If you have room in your portfolio for some new additions in October, then you might want to consider the two ASX growth shares listed below.
Both have recently been named as buys by experts and tipped to climb meaningfully higher from current levels. Here's what you need to know:
IDP Education Ltd (ASX: IEL)
The first ASX growth share that has been named as a buy is language testing and student placement company IDP Education.
IDP is the co-owner of the IELTS test, which is the English test that is trusted by more governments, universities, and organisations than any other. This puts it in a great position to benefit from increasing demand for language testing, particularly given its strong position in key markets like India.
Goldman Sachs is a big fan of the company and is expecting strong underlying system demand to result its stellar earnings growth through to FY 2025. It commented:
IEL is trading c.40% below its 5-yr average P/E premium to the ASX200 Industrials with a forecast 37% FY22-25E EPS CAGR, we remain Buy-rated. We have upgraded EPS in FY23/FY24 by 1.7%/0.8% on the back of the stronger FY22 result, continued strong revenue growth and margin expansion. The balance sheet is in a resilient position with c.A$40mn of net cash to facilitate any bolt-on acquisitions or ramp up in organic investment in new offices and technology.
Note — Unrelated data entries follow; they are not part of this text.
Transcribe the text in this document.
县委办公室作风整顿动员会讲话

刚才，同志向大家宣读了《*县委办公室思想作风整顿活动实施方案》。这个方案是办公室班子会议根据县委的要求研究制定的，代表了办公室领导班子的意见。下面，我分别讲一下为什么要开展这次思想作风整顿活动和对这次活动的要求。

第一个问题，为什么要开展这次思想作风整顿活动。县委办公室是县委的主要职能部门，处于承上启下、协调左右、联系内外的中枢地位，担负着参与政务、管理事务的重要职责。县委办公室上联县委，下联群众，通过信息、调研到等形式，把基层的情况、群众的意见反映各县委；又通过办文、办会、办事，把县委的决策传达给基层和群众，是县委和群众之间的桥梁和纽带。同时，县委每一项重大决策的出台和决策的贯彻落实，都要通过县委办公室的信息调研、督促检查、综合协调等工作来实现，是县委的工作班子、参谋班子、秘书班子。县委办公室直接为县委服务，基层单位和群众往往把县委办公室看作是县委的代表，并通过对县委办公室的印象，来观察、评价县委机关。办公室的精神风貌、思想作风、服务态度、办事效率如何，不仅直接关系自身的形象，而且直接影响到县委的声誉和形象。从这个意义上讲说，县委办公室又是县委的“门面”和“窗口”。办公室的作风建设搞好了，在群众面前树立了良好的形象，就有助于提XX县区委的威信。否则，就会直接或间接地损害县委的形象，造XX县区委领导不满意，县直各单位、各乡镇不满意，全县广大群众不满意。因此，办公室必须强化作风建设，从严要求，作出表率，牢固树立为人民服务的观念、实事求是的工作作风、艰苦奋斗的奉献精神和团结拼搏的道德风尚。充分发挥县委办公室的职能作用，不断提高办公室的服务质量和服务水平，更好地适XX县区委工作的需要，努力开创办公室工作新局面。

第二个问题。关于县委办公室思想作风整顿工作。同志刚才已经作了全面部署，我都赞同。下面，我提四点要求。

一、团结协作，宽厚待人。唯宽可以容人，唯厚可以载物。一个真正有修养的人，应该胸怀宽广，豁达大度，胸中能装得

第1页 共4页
Goldman has a buy rating and $36.00 price target on the company's shares.
Life360 Inc (ASX: 360)
Another ASX growth share that analysts have tipped as a buy is Life360.
Its is a technology company that operates in the digital consumer subscription services market, with a focus on products and services for digitally native families.
The company's flagship product is the Life360 app, which has a whopping 40 million+ active users. It offers families features such as communications, driver safety, and location sharing.
Analysts at Bell Potter are very positive on the company. This is due to its huge total addressable market and material cross selling opportunities following recent acquisitions. It commented:
Life360 has the potential to leverage its large and growing user base to enter new markets and disrupt the legacy incumbents. An example is roadside assistance where Life360 launched a subscription-based product called Driver Protect which disrupted the market and helped enable monetisation of its user base. Other markets Life360 could potentially enter include insurance, item & pet tracking, senior monitoring, home security and/or identity theft.
And while Bell Potter acknowledges that Life360 isn't profitable yet, which has been weighing on its shares this year, it isn't concerned by this. The broker points out that the company is "expected to be operating cash flow positive from 4Q2023 and has more than sufficient cash to fund its operations till then."
In light of this, its analysts see the weakness in the Life360 share price this year as a buying opportunity for investors. Bell Potter has a buy rating and $8.23 price target on its shares.